Weigh out 24 ounces of coconut oil and 38 ounces of vegetable shortening into the metal kettle. Melt these oils over low heat and stir frequently. Remove from heat after the oils have melted and add the 24 ounces of olive oil.
When your lye has reached a range of 95-98 degrees Fahrenheit (35-36 degrees Celsius) and your oils are at the same temperature, add the lye in a slow steady stream to the oils. Use the metal whisk to stir the mixture. After about ten minutes you will notice a change in your mixture. This is called saponification.
Add your fragrance when tracing occurs. The mixture will appear like thin cream, and droplets of soap will stand up on the surface. Stir well. Be ready to pour natural soap in your mold.
Cover your shoe box with the two towels and set aside undisturbed for eighteen hours. The soap will go through a gel stage and a heat process. At the end of this period uncover the soap and allow to sit for another 12 hours. If you measured accurately and followed the directions, there should be no problems. But if your soap has a deep oily film on top the natural soap cannot be used because it has separated. It is disappointing if this happens.

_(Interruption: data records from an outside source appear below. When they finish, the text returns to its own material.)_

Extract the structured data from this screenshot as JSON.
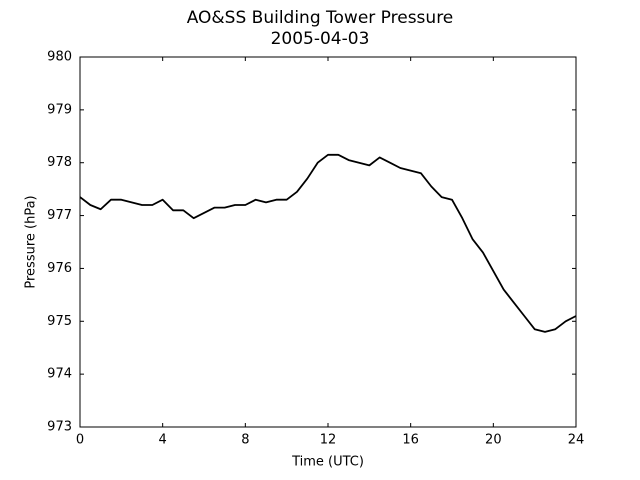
{
  "chart_data": {
    "type": "line",
    "title": "AO&SS Building Tower Pressure",
    "subtitle": "2005-04-03",
    "xlabel": "Time (UTC)",
    "ylabel": "Pressure (hPa)",
    "x": [
      0,
      0.5,
      1,
      1.5,
      2,
      2.5,
      3,
      3.5,
      4,
      4.5,
      5,
      5.5,
      6,
      6.5,
      7,
      7.5,
      8,
      8.5,
      9,
      9.5,
      10,
      10.5,
      11,
      11.5,
      12,
      12.5,
      13,
      13.5,
      14,
      14.5,
      15,
      15.5,
      16,
      16.5,
      17,
      17.5,
      18,
      18.5,
      19,
      19.5,
      20,
      20.5,
      21,
      21.5,
      22,
      22.5,
      23,
      23.5,
      24
    ],
    "values": [
      977.35,
      977.2,
      977.12,
      977.3,
      977.3,
      977.25,
      977.2,
      977.2,
      977.3,
      977.1,
      977.1,
      976.95,
      977.05,
      977.15,
      977.15,
      977.2,
      977.2,
      977.3,
      977.25,
      977.3,
      977.3,
      977.45,
      977.7,
      978.0,
      978.15,
      978.15,
      978.05,
      978.0,
      977.95,
      978.1,
      978.0,
      977.9,
      977.85,
      977.8,
      977.55,
      977.35,
      977.3,
      976.95,
      976.55,
      976.3,
      975.95,
      975.6,
      975.35,
      975.1,
      974.85,
      974.8,
      974.85,
      975.0,
      975.1
    ],
    "color": "#000000",
    "xlim": [
      0,
      24
    ],
    "xticks": [
      0,
      4,
      8,
      12,
      16,
      20,
      24
    ],
    "ylim": [
      973,
      980
    ],
    "yticks": [
      973,
      974,
      975,
      976,
      977,
      978,
      979,
      980
    ],
    "grid": false
  }
}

This will occur if your measurements were not accurate.
Unmold your natural soap. Turn the box over and allow the soap to fall on a towel or clean surface. Cut your soap into bars. Allow the natural soap to cure in a cool dry place for approximately four to six weeks before using.

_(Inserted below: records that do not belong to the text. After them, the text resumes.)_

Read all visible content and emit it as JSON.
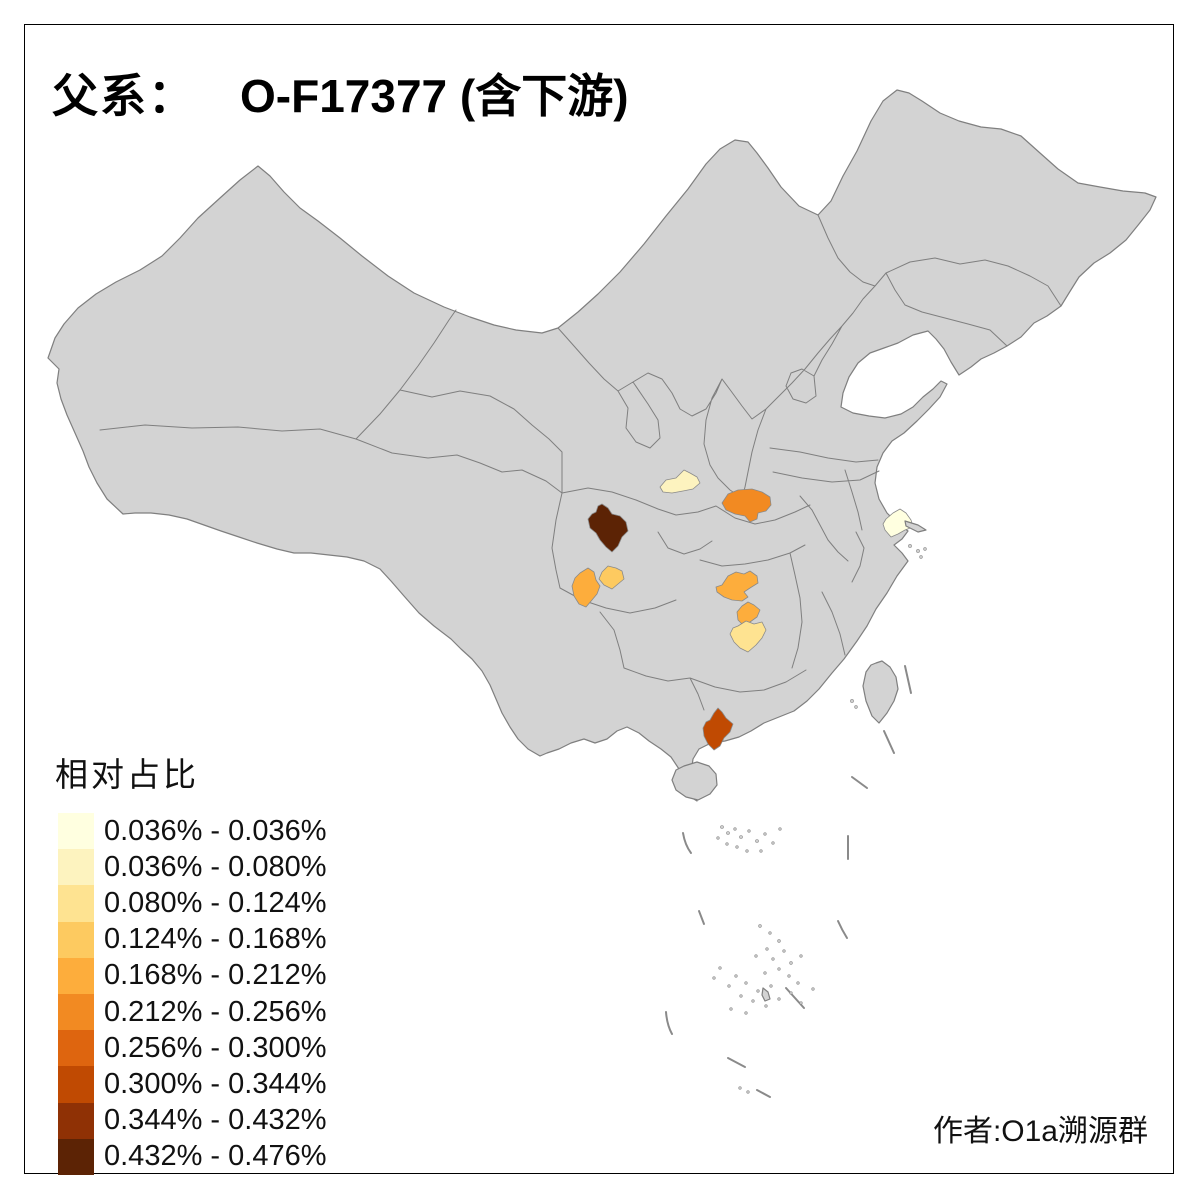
{
  "title": {
    "prefix": "父系：",
    "main": "O-F17377 (含下游)"
  },
  "legend": {
    "title": "相对占比",
    "classes": [
      {
        "label": "0.036% - 0.036%",
        "color": "#FFFFE0"
      },
      {
        "label": "0.036% - 0.080%",
        "color": "#FDF3BF"
      },
      {
        "label": "0.080% - 0.124%",
        "color": "#FEE391"
      },
      {
        "label": "0.124% - 0.168%",
        "color": "#FDCA60"
      },
      {
        "label": "0.168% - 0.212%",
        "color": "#FDAD3C"
      },
      {
        "label": "0.212% - 0.256%",
        "color": "#F28A22"
      },
      {
        "label": "0.256% - 0.300%",
        "color": "#DE650F"
      },
      {
        "label": "0.300% - 0.344%",
        "color": "#C04A02"
      },
      {
        "label": "0.344% - 0.432%",
        "color": "#8F3105"
      },
      {
        "label": "0.432% - 0.476%",
        "color": "#5C2305"
      }
    ]
  },
  "attribution": "作者:O1a溯源群",
  "map": {
    "land_fill": "#d3d3d3",
    "border_color": "#7f7f7f",
    "regions": [
      {
        "id": "region-jiangsu-south",
        "value_range": "0.036% - 0.036%",
        "color": "#FFFFE0"
      },
      {
        "id": "region-gansu-southeast",
        "value_range": "0.036% - 0.080%",
        "color": "#FDF3BF"
      },
      {
        "id": "region-hunan-south",
        "value_range": "0.080% - 0.124%",
        "color": "#FEE391"
      },
      {
        "id": "region-sichuan-east-small",
        "value_range": "0.124% - 0.168%",
        "color": "#FDCA60"
      },
      {
        "id": "region-sichuan-southwest",
        "value_range": "0.168% - 0.212%",
        "color": "#FDAD3C"
      },
      {
        "id": "region-hunan-north",
        "value_range": "0.168% - 0.212%",
        "color": "#FDAD3C"
      },
      {
        "id": "region-hunan-middle",
        "value_range": "0.168% - 0.212%",
        "color": "#FDAD3C"
      },
      {
        "id": "region-henan-southwest",
        "value_range": "0.212% - 0.256%",
        "color": "#F28A22"
      },
      {
        "id": "region-guangxi-south",
        "value_range": "0.300% - 0.344%",
        "color": "#C04A02"
      },
      {
        "id": "region-sichuan-west",
        "value_range": "0.432% - 0.476%",
        "color": "#5C2305"
      }
    ]
  },
  "chart_data": {
    "type": "choropleth-map",
    "title": "父系： O-F17377 (含下游)",
    "legend_title": "相对占比",
    "class_breaks": [
      "0.036%",
      "0.080%",
      "0.124%",
      "0.168%",
      "0.212%",
      "0.256%",
      "0.300%",
      "0.344%",
      "0.432%",
      "0.476%"
    ],
    "highlighted_region_count": 10
  }
}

Temperature is crucial when mixing the oils with the lye. If too hot, it will separate; too cool and it won’t turn into soap. If you have a thick layer of oily stuff after the 18 hour covered period, the soap will be unusable. If it has a layer of white stuff, don’t worry about it, that’s normal. If there are small white lumps in the soap, they are lye and it will burn if used.
Adding any chemical to water significantly reduces the risk of the chemical splashing back to your face. Remember, “Do what you oughtta, add acid to water”. It works with base as well.

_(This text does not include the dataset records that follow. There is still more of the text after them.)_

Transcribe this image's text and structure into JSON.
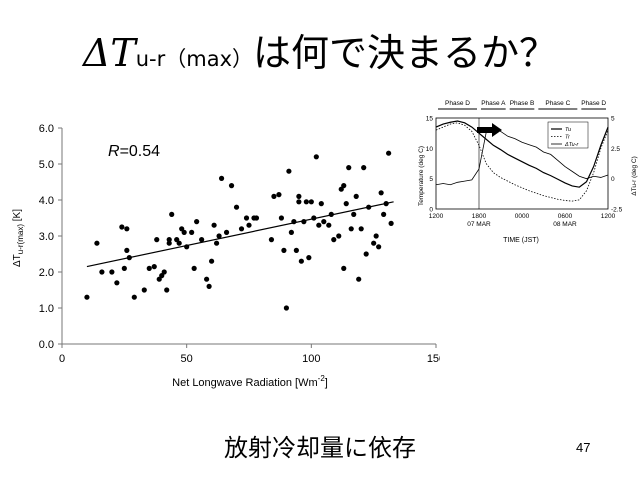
{
  "slide": {
    "title_delta": "ΔT",
    "title_subscript": "u-r（max）",
    "title_rest": "は何で決まるか？",
    "subtitle": "放射冷却量に依存",
    "page_number": "47"
  },
  "chart_data": [
    {
      "type": "scatter",
      "title": "",
      "annotation": "R=0.54",
      "annotation_R": "R",
      "annotation_value": "=0.54",
      "xlabel": "Net Longwave Radiation [Wm",
      "xlabel_sup": "-2",
      "xlabel_end": "]",
      "ylabel_prefix": "ΔT",
      "ylabel_sub": "u-r(max)",
      "ylabel_suffix": " [K]",
      "xlim": [
        0,
        150
      ],
      "ylim": [
        0.0,
        6.0
      ],
      "xticks": [
        "0",
        "50",
        "100",
        "150"
      ],
      "yticks": [
        "0.0",
        "1.0",
        "2.0",
        "3.0",
        "4.0",
        "5.0",
        "6.0"
      ],
      "grid": false,
      "trendline": {
        "x": [
          10,
          133
        ],
        "y": [
          2.15,
          3.95
        ]
      },
      "points": [
        [
          10,
          1.3
        ],
        [
          14,
          2.8
        ],
        [
          16,
          2.0
        ],
        [
          20,
          2.0
        ],
        [
          22,
          1.7
        ],
        [
          24,
          3.25
        ],
        [
          25,
          2.1
        ],
        [
          26,
          3.2
        ],
        [
          26,
          2.6
        ],
        [
          27,
          2.4
        ],
        [
          29,
          1.3
        ],
        [
          33,
          1.5
        ],
        [
          35,
          2.1
        ],
        [
          37,
          2.15
        ],
        [
          38,
          2.9
        ],
        [
          39,
          1.8
        ],
        [
          40,
          1.9
        ],
        [
          41,
          2.0
        ],
        [
          42,
          1.5
        ],
        [
          43,
          2.8
        ],
        [
          43,
          2.9
        ],
        [
          44,
          3.6
        ],
        [
          46,
          2.9
        ],
        [
          47,
          2.8
        ],
        [
          48,
          3.2
        ],
        [
          49,
          3.1
        ],
        [
          50,
          2.7
        ],
        [
          52,
          3.1
        ],
        [
          53,
          2.1
        ],
        [
          54,
          3.4
        ],
        [
          56,
          2.9
        ],
        [
          58,
          1.8
        ],
        [
          59,
          1.6
        ],
        [
          60,
          2.3
        ],
        [
          61,
          3.3
        ],
        [
          62,
          2.8
        ],
        [
          63,
          3.0
        ],
        [
          64,
          4.6
        ],
        [
          66,
          3.1
        ],
        [
          68,
          4.4
        ],
        [
          70,
          3.8
        ],
        [
          72,
          3.2
        ],
        [
          74,
          3.5
        ],
        [
          75,
          3.3
        ],
        [
          77,
          3.5
        ],
        [
          78,
          3.5
        ],
        [
          84,
          2.9
        ],
        [
          85,
          4.1
        ],
        [
          87,
          4.15
        ],
        [
          88,
          3.5
        ],
        [
          89,
          2.6
        ],
        [
          90,
          1.0
        ],
        [
          91,
          4.8
        ],
        [
          92,
          3.1
        ],
        [
          93,
          3.4
        ],
        [
          94,
          2.6
        ],
        [
          95,
          3.95
        ],
        [
          96,
          2.3
        ],
        [
          97,
          3.4
        ],
        [
          98,
          3.95
        ],
        [
          99,
          2.4
        ],
        [
          100,
          3.95
        ],
        [
          101,
          3.5
        ],
        [
          102,
          5.2
        ],
        [
          103,
          3.3
        ],
        [
          104,
          3.9
        ],
        [
          105,
          3.4
        ],
        [
          107,
          3.3
        ],
        [
          108,
          3.6
        ],
        [
          109,
          2.9
        ],
        [
          111,
          3.0
        ],
        [
          112,
          4.3
        ],
        [
          113,
          2.1
        ],
        [
          114,
          3.9
        ],
        [
          115,
          4.9
        ],
        [
          116,
          3.2
        ],
        [
          117,
          3.6
        ],
        [
          118,
          4.1
        ],
        [
          119,
          1.8
        ],
        [
          120,
          3.2
        ],
        [
          121,
          4.9
        ],
        [
          122,
          2.5
        ],
        [
          123,
          3.8
        ],
        [
          125,
          2.8
        ],
        [
          126,
          3.0
        ],
        [
          127,
          2.7
        ],
        [
          128,
          4.2
        ],
        [
          129,
          3.6
        ],
        [
          130,
          3.9
        ],
        [
          131,
          5.3
        ],
        [
          132,
          3.35
        ],
        [
          113,
          4.4
        ],
        [
          95,
          4.1
        ]
      ]
    },
    {
      "type": "line",
      "title": "",
      "phases": [
        "Phase D",
        "Phase A",
        "Phase B",
        "Phase C",
        "Phase D"
      ],
      "ylabel_left": "Temperature (deg C)",
      "ylabel_right": "ΔTu-r (deg C)",
      "xlabel": "TIME (JST)",
      "xticks": [
        "1200",
        "1800",
        "0000",
        "0600",
        "1200"
      ],
      "xticks_sub": [
        "",
        "07 MAR",
        "",
        "08 MAR",
        ""
      ],
      "yticks_left": [
        "0",
        "5",
        "10",
        "15"
      ],
      "yticks_right": [
        "-2.5",
        "0",
        "2.5",
        "5"
      ],
      "ylim_left": [
        0,
        15
      ],
      "ylim_right": [
        -2.5,
        5
      ],
      "legend": [
        "Tu",
        "Tr",
        "ΔTu-r"
      ],
      "legend_position": "top-right",
      "series": [
        {
          "name": "Tu",
          "x": [
            12,
            13,
            14,
            15,
            16,
            17,
            18,
            19,
            20,
            21,
            22,
            23,
            24,
            25,
            26,
            27,
            28,
            29,
            30,
            31,
            32,
            33,
            34,
            35,
            36
          ],
          "values": [
            13.5,
            14.0,
            14.3,
            14.5,
            14.2,
            13.5,
            12.5,
            11.5,
            10.5,
            9.8,
            9.0,
            8.4,
            7.8,
            7.2,
            6.7,
            6.0,
            5.5,
            4.9,
            4.3,
            3.8,
            3.6,
            4.5,
            7.0,
            10.5,
            13.5
          ]
        },
        {
          "name": "Tr",
          "x": [
            12,
            13,
            14,
            15,
            16,
            17,
            18,
            19,
            20,
            21,
            22,
            23,
            24,
            25,
            26,
            27,
            28,
            29,
            30,
            31,
            32,
            33,
            34,
            35,
            36
          ],
          "values": [
            13.0,
            13.5,
            14.0,
            14.2,
            13.8,
            12.8,
            10.5,
            7.5,
            6.0,
            5.2,
            4.6,
            4.0,
            3.5,
            3.0,
            2.6,
            2.2,
            1.9,
            1.6,
            1.4,
            1.3,
            1.5,
            3.0,
            6.0,
            10.0,
            13.0
          ]
        },
        {
          "name": "ΔTu-r",
          "x": [
            12,
            13,
            14,
            15,
            16,
            17,
            18,
            19,
            20,
            21,
            22,
            23,
            24,
            25,
            26,
            27,
            28,
            29,
            30,
            31,
            32,
            33,
            34,
            35,
            36
          ],
          "values": [
            -0.5,
            -0.4,
            -0.5,
            -0.3,
            -0.2,
            -0.1,
            0.8,
            3.8,
            4.2,
            3.9,
            3.5,
            3.3,
            3.0,
            2.8,
            2.6,
            2.2,
            2.0,
            1.5,
            1.0,
            0.6,
            0.2,
            0.0,
            0.2,
            0.1,
            0.3
          ]
        }
      ]
    }
  ]
}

Lye (Sodium Hydroxide)is a harsh base and can be extremely dangerous. Avoid skin and eye contact. If you get skin contact, flush with a diluted acid (water and vinegar would do fine) and seek medical attention. If you get eye contact flush with cool water for 15 – 20 minutes. Use eye wash center or eye flush bottles if available, seek medical attention immediately. If swallowed, contact poison control center.
Don’t use the same tools for food preparation as you do for soapmaking. Wooden spoons are porous and will suffer splintering when used repeatedly for soaping. Similarly, whisks have too many little nooks and crannies in which caustic substance can hide.
Caution! Put on your rubber gloves and goggles when working with lye. Do not leave lye in reach of children and animals. Always add lye to water, not water to lye!
In case of a spill, run under lots of water! (Vinegar is a weak acid, lye is a strong base….the vinegar is not enough to neutralize the lye, and the burn may worsen while you’re looking for vinegar. Use water.)